0

I have a thousands of line segments that I'd like to cluster by colinearity. One way to do this is to make an associative container with keys that are infinite lines. With such a container I could use a collection of line segments as values and add a line segment by determining the infinite line of which it is a segment and inserting into the corresponding bin.

Given such a set up, what is the best way to characterize the infinite lines for supporting the ability to query the data structure for line keys that are near a given line?
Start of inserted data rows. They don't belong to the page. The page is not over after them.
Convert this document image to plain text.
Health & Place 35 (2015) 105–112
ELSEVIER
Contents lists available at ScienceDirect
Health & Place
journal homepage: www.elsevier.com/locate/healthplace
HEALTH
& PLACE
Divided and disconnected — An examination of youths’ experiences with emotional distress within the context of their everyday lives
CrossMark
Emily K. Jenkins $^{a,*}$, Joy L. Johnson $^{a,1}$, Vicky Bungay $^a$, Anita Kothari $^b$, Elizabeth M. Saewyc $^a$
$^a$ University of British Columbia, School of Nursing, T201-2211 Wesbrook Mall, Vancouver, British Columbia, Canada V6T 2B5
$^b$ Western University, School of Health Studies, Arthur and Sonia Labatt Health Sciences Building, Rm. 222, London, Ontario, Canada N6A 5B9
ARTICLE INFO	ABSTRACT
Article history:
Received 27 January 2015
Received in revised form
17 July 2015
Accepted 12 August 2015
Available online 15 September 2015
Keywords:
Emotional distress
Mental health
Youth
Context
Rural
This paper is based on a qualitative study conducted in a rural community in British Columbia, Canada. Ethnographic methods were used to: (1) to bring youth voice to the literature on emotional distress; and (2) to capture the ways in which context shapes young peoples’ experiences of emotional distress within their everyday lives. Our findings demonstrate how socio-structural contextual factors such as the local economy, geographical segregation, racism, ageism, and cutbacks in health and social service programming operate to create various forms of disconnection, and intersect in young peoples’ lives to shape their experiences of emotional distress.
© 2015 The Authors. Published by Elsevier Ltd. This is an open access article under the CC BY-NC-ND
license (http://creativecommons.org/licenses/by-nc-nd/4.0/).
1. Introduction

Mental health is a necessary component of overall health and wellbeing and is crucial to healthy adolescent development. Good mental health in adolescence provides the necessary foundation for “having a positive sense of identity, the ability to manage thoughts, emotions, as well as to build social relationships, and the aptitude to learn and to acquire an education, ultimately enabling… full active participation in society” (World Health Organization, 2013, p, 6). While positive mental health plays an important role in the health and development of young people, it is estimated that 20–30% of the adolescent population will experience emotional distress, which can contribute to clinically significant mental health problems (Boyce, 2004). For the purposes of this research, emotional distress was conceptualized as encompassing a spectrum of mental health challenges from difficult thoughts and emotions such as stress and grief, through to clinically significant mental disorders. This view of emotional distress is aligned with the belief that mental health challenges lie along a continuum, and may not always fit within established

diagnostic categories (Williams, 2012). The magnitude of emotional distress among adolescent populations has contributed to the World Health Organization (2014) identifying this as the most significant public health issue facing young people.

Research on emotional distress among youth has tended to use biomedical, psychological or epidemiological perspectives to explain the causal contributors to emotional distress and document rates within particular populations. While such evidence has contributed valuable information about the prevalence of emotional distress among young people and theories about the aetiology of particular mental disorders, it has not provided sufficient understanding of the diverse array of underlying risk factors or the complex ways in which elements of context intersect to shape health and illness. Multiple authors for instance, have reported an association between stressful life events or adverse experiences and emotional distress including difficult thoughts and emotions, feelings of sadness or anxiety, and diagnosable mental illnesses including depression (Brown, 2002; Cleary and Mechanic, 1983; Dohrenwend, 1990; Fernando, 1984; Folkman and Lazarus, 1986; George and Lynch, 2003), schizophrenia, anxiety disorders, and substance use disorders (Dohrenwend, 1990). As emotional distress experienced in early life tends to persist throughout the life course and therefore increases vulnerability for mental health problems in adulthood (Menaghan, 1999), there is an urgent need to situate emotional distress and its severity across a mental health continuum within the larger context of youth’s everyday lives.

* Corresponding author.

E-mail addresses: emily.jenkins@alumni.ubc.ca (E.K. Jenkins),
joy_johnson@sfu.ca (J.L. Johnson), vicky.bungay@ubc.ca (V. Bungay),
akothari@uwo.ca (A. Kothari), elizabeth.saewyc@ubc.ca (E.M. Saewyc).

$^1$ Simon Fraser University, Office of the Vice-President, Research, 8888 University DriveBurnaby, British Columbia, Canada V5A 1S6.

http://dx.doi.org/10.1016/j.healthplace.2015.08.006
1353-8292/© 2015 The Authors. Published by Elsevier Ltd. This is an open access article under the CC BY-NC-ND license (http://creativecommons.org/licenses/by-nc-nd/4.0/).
For example I was thinking of using an R-tree of points (Elsewhere in this project I am already using Boost.Geometry R-trees) where each point is the x-intercept and y-intercept of an infinite line. However, this only works for non-vertical and non-horizontal lines. I could handle vertical and horizontal lines as special cases but then I would not be able to easily query for lines that are "near" a vertical or horizontal line the way that I will be able to query for lines that are near a non-axis aligned line by doing a 2D range query of the intercept points in the R-tree.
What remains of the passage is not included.